Mit dem Rennrad auf den Mauna Kea

Wer gar nicht dort ist kann auch nichts vergessen

Wochen vor der Abreise werden Listen geführt. Die Anzahl der Ersatzschläuche, das Vitamin C, das Ladegerät für das Rücklicht – schließlich wird bei Dunkelheit losgefahren – die Sattelstütze und die Unterwäsche, der Ersatz-Fahrradcomputer, der eigene Kopfpolster unverzichtbar in fremden Betten, das Essen für den Monsterflug, mehr als 80 wichtige und weniger wichtige Punkte umfasst die Liste.

Natürlich werden das Rennrad und die Reisetasche am Vorabend am Flughafen eingecheckt. Doch diesmal ist das nicht wirklich möglich. Die Beantragung der Einreisegenehmigung in die USA stand nicht auf der Liste. Sie kann aber auch online erfolgen und dafür gibt es ja Smartphones die am Flughafen mit dabei sind. Allerdings wird empfohlen das elektronische Antragsformular 72 Stunden vor dem Check Inn abzusenden, nicht erst 5 Minuten. Aber es kann auch prompt gehen. Also beginnt am Flughafen das Warten auf das Email mit der Einreisegenehmigung. Aber es kommt bis zum Schließen des Schalters nicht. Auf der Fahrt zurück nach Hause werden Varianten durchgespielt. Flug über Tokio, Verschiebung um diese 72 Stunden,… Nach dem Abendessen erfolgt die Abfrage in welchem Status sich denn der Antrag befindet. Es kommt die lapidare Meldung, dass noch keiner gestellt wurde und ein neuer, dies scheint zunächst als Marginalie, 12 Dollar kostet. Für den vor knapp zwei Stunden gestellten wurden aber 85 Dollar bezahlt.

Die folgenden 26 Reisestunden bringen hingegen keinerlei Aufregung und werden mit Lesen, Schreiben, Schlafen und Essen, übrigens hervorragendem Fisch in San Francisco, gefüllt. Der Anstieg auf den Mauna Kea beginnt aber bereits bei der Abreise. 26 Reisestunden bedürfen einer genauen Ernährungsstrategie um zwei Tage danach nicht mit leeren Energiespeichern stehen zu bleiben. Auch das Jet lag von 12 Stunden soll bestmöglich verkraftet werden. Nach der Ankunft in Kona geht es über die Saddle Road an die Ostküste ins Quartier für die ersten Tage.

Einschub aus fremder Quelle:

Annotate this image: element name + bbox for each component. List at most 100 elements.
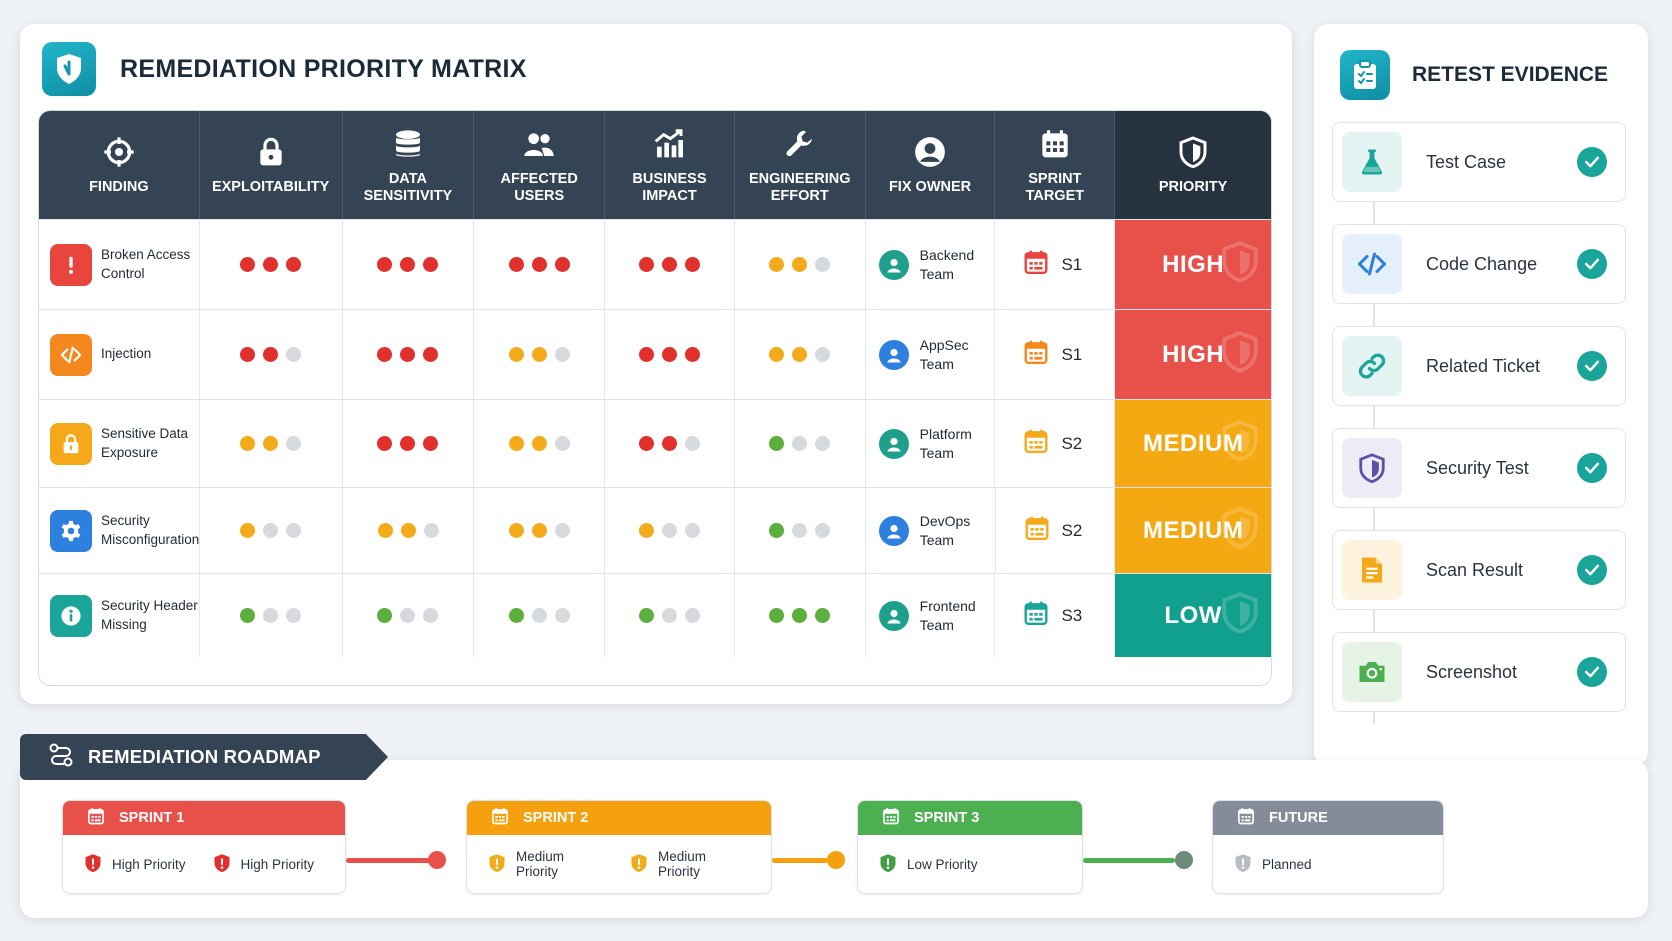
column-header-label: SENSITIVITY (363, 188, 453, 204)
sprint-card-sprint-2[interactable]: SPRINT 2 Medium Priority Medium Priority (466, 800, 772, 894)
priority-badge[interactable]: HIGH (1115, 220, 1271, 309)
score-dots (240, 257, 302, 272)
table-row[interactable]: Broken Access Control Backend Team S1 HIGH (39, 219, 1271, 309)
owner-name: DevOps Team (920, 512, 971, 550)
score-dot-filled (531, 347, 547, 362)
shield-watermark-icon (1219, 506, 1261, 555)
wrench-icon (784, 125, 816, 163)
evidence-item-scan-result[interactable]: Scan Result (1332, 530, 1626, 610)
score-dot-empty (554, 347, 570, 362)
check-icon (1577, 453, 1607, 483)
column-header-finding[interactable]: FINDING (39, 111, 200, 219)
priority-badge[interactable]: HIGH (1115, 310, 1271, 399)
fix-owner-cell: Frontend Team (866, 574, 996, 657)
lock-icon (255, 133, 287, 171)
finding-name-line: Injection (101, 346, 152, 362)
score-dot-filled (400, 523, 416, 538)
sprint-card-sprint-3[interactable]: SPRINT 3 Low Priority (857, 800, 1083, 894)
finding-name-line: Exposure (101, 444, 159, 460)
sprint-target-cell: S2 (995, 400, 1116, 487)
retest-evidence-card: RETEST EVIDENCE Test Case Code Change Rela… (1314, 24, 1648, 766)
roadmap-node (1175, 851, 1193, 869)
score-dot-empty (286, 436, 302, 451)
score-dot-empty (684, 436, 700, 451)
column-header-label: AFFECTED (500, 170, 578, 187)
priority-label: HIGH (1162, 250, 1225, 278)
shield-watermark-icon (1219, 240, 1261, 289)
score-dot-filled (769, 257, 785, 272)
sprint-label: S1 (1061, 344, 1083, 364)
evidence-item-code-change[interactable]: Code Change (1332, 224, 1626, 304)
owner-name-line: Team (919, 355, 954, 372)
evidence-item-related-ticket[interactable]: Related Ticket (1332, 326, 1626, 406)
score-cell (474, 310, 606, 399)
score-cell (605, 310, 735, 399)
evidence-item-security-test[interactable]: Security Test (1332, 428, 1626, 508)
score-dot-empty (400, 608, 416, 623)
table-row[interactable]: Injection AppSec Team S1 HIGH (39, 309, 1271, 399)
info-icon (50, 594, 92, 637)
column-header-fix owner[interactable]: FIX OWNER (866, 111, 996, 219)
evidence-item-screenshot[interactable]: Screenshot (1332, 632, 1626, 712)
priority-badge[interactable]: LOW (1115, 574, 1271, 657)
table-row[interactable]: Sensitive Data Exposure Platform Team S2 MEDI… (39, 399, 1271, 487)
score-dot-empty (423, 608, 439, 623)
calendar-icon (1237, 807, 1255, 829)
owner-name: Frontend Team (920, 597, 976, 635)
score-dot-filled (684, 347, 700, 362)
sprint-name: SPRINT 2 (523, 810, 589, 826)
column-header-affected-users[interactable]: AFFECTED USERS (474, 111, 606, 219)
column-header-business-impact[interactable]: BUSINESS IMPACT (605, 111, 735, 219)
table-row[interactable]: Security Misconfiguration DevOps Team S2 MEDI… (39, 487, 1271, 573)
priority-tag: Low Priority (878, 853, 978, 876)
finding-name: Broken Access Control (101, 246, 190, 284)
column-header-data-sensitivity[interactable]: DATA SENSITIVITY (343, 111, 475, 219)
shield-alert-icon (487, 853, 507, 876)
shield-watermark-icon (1219, 330, 1261, 379)
shield-alert-icon (212, 853, 232, 876)
score-cell (343, 488, 475, 573)
score-dot-empty (286, 608, 302, 623)
column-header-sprint-target[interactable]: SPRINT TARGET (995, 111, 1116, 219)
score-dots (769, 347, 831, 362)
score-dots (377, 347, 439, 362)
sprint-tags: Low Priority (858, 835, 1082, 893)
shield-alert-icon (83, 853, 103, 876)
finding-name-line: Sensitive Data (101, 425, 189, 441)
evidence-label: Screenshot (1426, 661, 1518, 682)
matrix-header: REMEDIATION PRIORITY MATRIX (42, 42, 527, 96)
sprint-card-future[interactable]: FUTURE Planned (1212, 800, 1444, 894)
roadmap-connector (1083, 858, 1175, 863)
calendar-icon (491, 807, 509, 829)
score-dot-filled (769, 436, 785, 451)
finding-name-line: Broken Access (101, 246, 191, 262)
sprint-label: S2 (1061, 433, 1083, 453)
score-dot-empty (684, 608, 700, 623)
priority-badge[interactable]: MEDIUM (1115, 488, 1271, 573)
evidence-item-test-case[interactable]: Test Case (1332, 122, 1626, 202)
check-icon (1577, 351, 1607, 381)
score-cell (605, 574, 735, 657)
priority-tag: Planned (1233, 853, 1312, 876)
priority-label: LOW (1164, 601, 1222, 629)
score-dot-filled (661, 347, 677, 362)
sprint-card-sprint-1[interactable]: SPRINT 1 High Priority High Priority (62, 800, 346, 894)
check-icon (1577, 657, 1607, 687)
column-header-priority[interactable]: PRIORITY (1115, 111, 1271, 219)
priority-badge[interactable]: MEDIUM (1115, 400, 1271, 487)
score-dot-empty (815, 523, 831, 538)
column-header-engineering-effort[interactable]: ENGINEERING EFFORT (735, 111, 866, 219)
roadmap-title: REMEDIATION ROADMAP (88, 746, 321, 767)
table-row[interactable]: Security Header Missing Frontend Team S3 LOW (39, 573, 1271, 657)
score-dot-filled (423, 257, 439, 272)
score-dot-empty (554, 608, 570, 623)
score-dot-filled (263, 347, 279, 362)
score-dot-filled (792, 257, 808, 272)
calendar-icon (882, 807, 900, 829)
owner-name-line: DevOps (919, 512, 971, 529)
shield-alert-icon (878, 853, 898, 876)
column-header-exploitability[interactable]: EXPLOITABILITY (200, 111, 343, 219)
finding-name: Security Misconfiguration (101, 512, 199, 550)
sprint-tags: Medium Priority Medium Priority (467, 835, 771, 893)
score-dots (508, 347, 570, 362)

Leben schaffen und zerstören

Big Island ist die entstehungsgeschichtlich jüngste aber auch die größte Insel der Hawaii-Gruppe. In ihr haben alle anderen zusammen gleich zweimal Platz. Geprägt ist Big Island von seinen Vulkanen. Der Mauna Kea ist schlafend aber sehr hoch, der Mauna Loa ist noch aktiv und der Kilauea ist überhaupt der aktivste Vulkan der Welt. Aber auch der Triathlon Sport prägt Big Island. Jährlich finden im Oktober die Weltmeisterschaften in der Langdistanz, der Ironman von Hawaii, an der Westküste in Kona statt.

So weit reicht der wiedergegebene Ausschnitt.